Imposte

Tamponi esenti in farmacia senza contabilità Iva separata

Dal 1° gennaio si applica il pro-rata di detrazione a monte. Resta la separazione contabile delle attività solo in caso di spazi esterni alla farmacia per erogare i servizi con personale dedicato

Dal 1° gennaio ai tamponi in farmacia si applica l’esenzione Iva ordinaria, con l’applicazione del pro-rata di detrazione a monte. L’opzione per la separazione contabile delle attività non è praticabile, se non in casi molto limitati.

Il 31 dicembre 2022 è infatti cessata l’esenzione Covid-19 con detrazione a monte. Quando il fatturato dei servizi sanitari esenti supera lo 0,5% della cifra d’affari, l’articolo 19, comma 5 del Decreto Iva prevede l’indetraibilità di una corrispondente frazione (pro-rata) dell’Iva sugli acquisti, che diventa un costo con natura di spesa generale (si vedano la circolare n. 9/E/2021 e Cassazione 20435/2021).

Ci si chiede se, per evitare il pro-rata, si possa optare per la separazione contabile dell’attività esente, contabilizzando costi e ricavi dei servizi sanitari separatamente rispetto alla ordinaria gestione della farmacia, ai sensi dell’articolo 36, comma 3 del Decreto Iva.

In passato l’Agenzia esigeva la separazione per codici Ateco; la circolare 19/E/2018 ha poi offerto un’interpretazione evolutiva, basata sui principi Ue, per cui si può optare per la separazione contabile anche nel medesimo codice Ateco. La condizione essenziale, tuttavia, resta la presenza strutturale di acquisti di beni e servizi specificamente riferibili alle diverse tipologie di operazioni attive (rispettivamente, imponibili ed esenti) e, per i beni ammortizzabili e i servizi promiscui, la possibilità di determinare - con criteri oggettivi - l’effettiva quota di utilizzo nelle diverse attività. Condizione difficilmente ravvisabile nel caso dei servizi svolti in farmacia.

Anzitutto, i servizi sanitari non sono «autonoma attività», ma rientrano nell’oggetto esclusivo dell’attività delle farmacie (articolo 7, legge 362/91): attività riservata per legge, che incorpora una concessione sanitaria ed è svolta sulla base di un medesimo titolo abilitativo, il diritto di esercizio (articolo 12, legge 475/68). I servizi svolti in farmacia in base al Dlgs 153/2009 non sono infatti un’attività ancillare o distinta, ma rientrano a pieno titolo nell’oggetto tipico della farmacia; anzi, rappresentano un riconoscimento e una valorizzazione della farmacia come presidio sanitario.

Difficile, poi, immaginare la «separazione strutturale»: nella quasi totalità dei casi l’erogazione avviene nei locali della farmacia; i kit e materiali utilizzati per tamponi e vaccini sono dispositivi medici abitualmente commercializzati; il personale addetto è quello della farmacia; persino l’infrastruttura informatica impiegata è la medesima (gestionale interno e sistema Fse). Manca un «criterio oggettivo» per distinguere l’effettiva quota di utilizzo dei beni e servizi promiscui.
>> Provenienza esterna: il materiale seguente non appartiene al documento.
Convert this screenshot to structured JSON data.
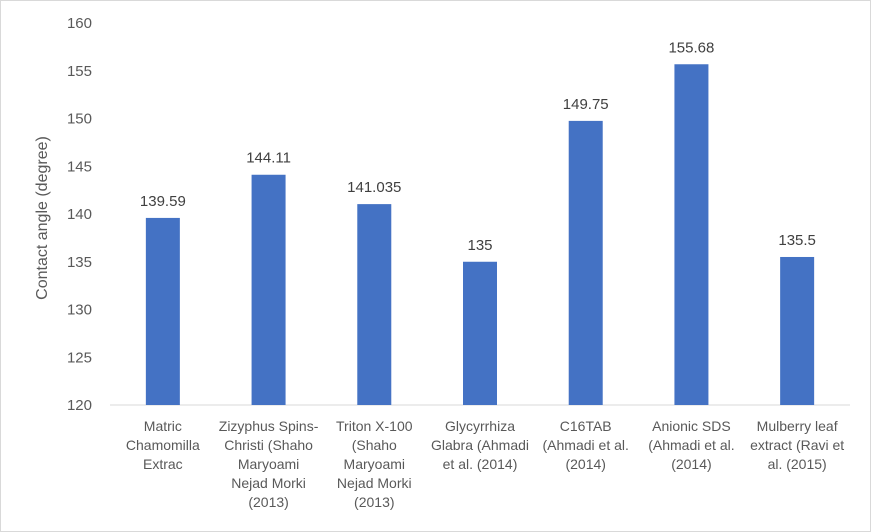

L’unica ipotesi in cui sussiste la separazione strutturale è quello delle farmacie che, come consente la sentenza n. 2913/2022 del Consiglio di Stato, istituiscono appositi spazi, esterni alla farmacia, per erogare i servizi con personale dedicato. Ma deve trattarsi di locali autorizzati ad hoc, ove abbia luogo solo l’erogazione di servizi sanitari esenti. Fuori da quest’ultima ipotesi, la separazione è decisamente problematica e, in ogni caso, comporta quasi sempre costi e oneri burocratici aggiuntivi, con modesti benefici.